The dataset is downloaded from UCI Machine Learning Repository which contains one row per car model. This dataset was taken from the StatLib library which is maintained at Carnegie Mellon University* and was used in the July 7, 1993 American Statistical Association Exposition. This dataset is a slightly modified version of the dataset provided in the StatLib library. In line with the use by Ross Quinlan (1993) in predicting the attribute "mpg", 8 of the original instances were removed because they had unknown values for the "mpg" attribute. The original dataset is available in the file "auto-mpg.data-original". "The data concerns city-cycle fuel consumption in miles per gallon, to be predicted in terms of 3 multivalued discrete and 5 continuous attributes." (Quinlan, 1993)
Column | Contains |
---|---|
MPG | Miles per Gallon. |
cylinders | No. of Cylinders. |
displacement | Engine size. |
horsepower | Engine power. |
Weight | Car weight. |
acceleration | how fast can accelerate in seconds |
model_year | Car year model. |
Origin | Car country of manufacture. |
car_name | Car model. |
The model that you'll be building will depend on the physical characteristics of the cars rather than the model names or manufacturers, so you'll remove the corresponding columns from the data. [model_year, car_name]
The ultimate goal of data visualization is to tell a story. We are trying to convey information about the data as efficiently as possible. Visualizing means encoding information about the data in a graphical way.

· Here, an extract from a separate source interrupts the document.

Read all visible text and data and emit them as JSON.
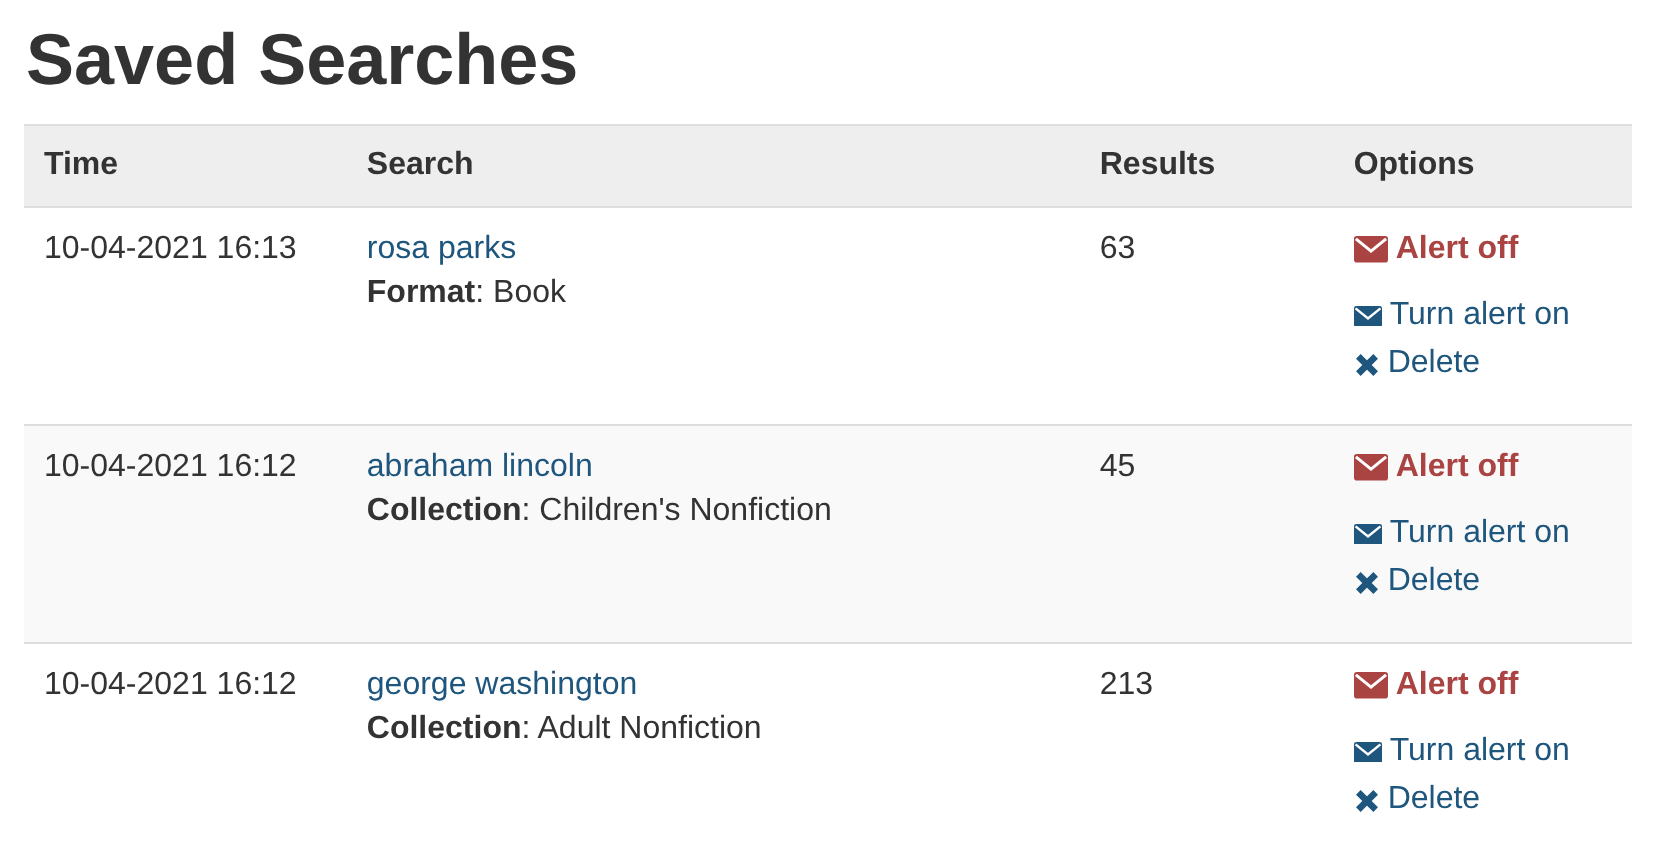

Doing this well allows the reader can quickly and accurately understand the message we are trying to transmit.
But they may be important in the analysis. We'll take about year in this readme file. Butfor the name, Somewhat expected observation is that the models differ greatly according to the country in which they are manufactured. As every country has it's own company and it's brands in the field of car. For example, we foundt that:
The relation between origin country and car model.
There are little number cars in our dataset whose high-efficiency, and which can travel a large number of miles per gallon.
Cars with american origin country are the least efficient, as the average is 18 MPG, and reach 39 mpg as the maximum. But the Japanese ones, they reach 46 mpg, and the European reaches 44 mpg.
This is due to several reasons, but before we talk about the reasons, it's worth to mentioned that the average MPG has increased over time, but with a high standard deviation. Meaning that there is high differences or variation in MPG. This is because the MPG for American cars increased in 1971 from 1970, and decreased in the period from 1971 to 1973 to the point where it decreased from 1970. It increased in the period from 1973 to 1974 and it happened A minor setback in 1975. Then, it continues to increase almost regularly, but it is always less than the Japanese and European. But for the European and Japanese cars, the MPG was randomly increased and decreased and was always higher than the American one, and this is the reason why the std is high.
The 'horsepower' of a car is in an inverse or negative relationship with MPG, as the higher the horsepower, the less MPG; Because the car will burn more fuel. With each increase in horsepower, the MPG will be cut by -0.156. And American cars have large average horsepower compared to Japanese and European ones The number of cylinders, the higher the number of cylinders in a car, the more petrol it burns. As the number of cylinders increases by 1, the mpg decreases by 3.57.
The number of cylinders in American vehicles is greater than Japanese and European ones. Whereas, the number of cylinders in American cars starts from 4 and reaches 8, while the Japanese and European cars are almost 4 only.
Weight of vehicles is in an inverse negative relationship with MPG, and this is normal because resistance will increase, fuel consumption will increase, and therefore MPG will decrease. American vehicles are the most in weight. As for Japanese and European Arabic, the MPG changes randomly, increases and decreases with time. And this is the explanation, because it has a great stander-deviation.
Displacement or engine capacity - the higher the MPG, the lower the MPG And American Arabs were the highest in displacement, ranging from 80 to 460, while the Japanese were from 60 to 170, and the European ones were similar.
The amount of acceleration is not very effective and it’s along is not a good indicator for mpg. And the distribution has a bell shaped, and a small number of cars in the dataset which can reach a speed of 60 miles per hours in a few seconds, and they were European.
Our target is a building predictive model based on the physical characteristics of each Arabic, meaning the year, name columns are not important, and we do the machine learning model.
[opel, saab, mercedes-benz, bmw…etc] is with Europe orign country. [Toyota, Datsun, honda…etc] is with japanes origin country. [Ford, Chevrolet, Plymouth, amc, dodge…etc] are American.
wich makes sense, and somewhat expected.
I have used this dataset for practicing my exploratory analysis skills and bulding a machine learning model to predict MPG.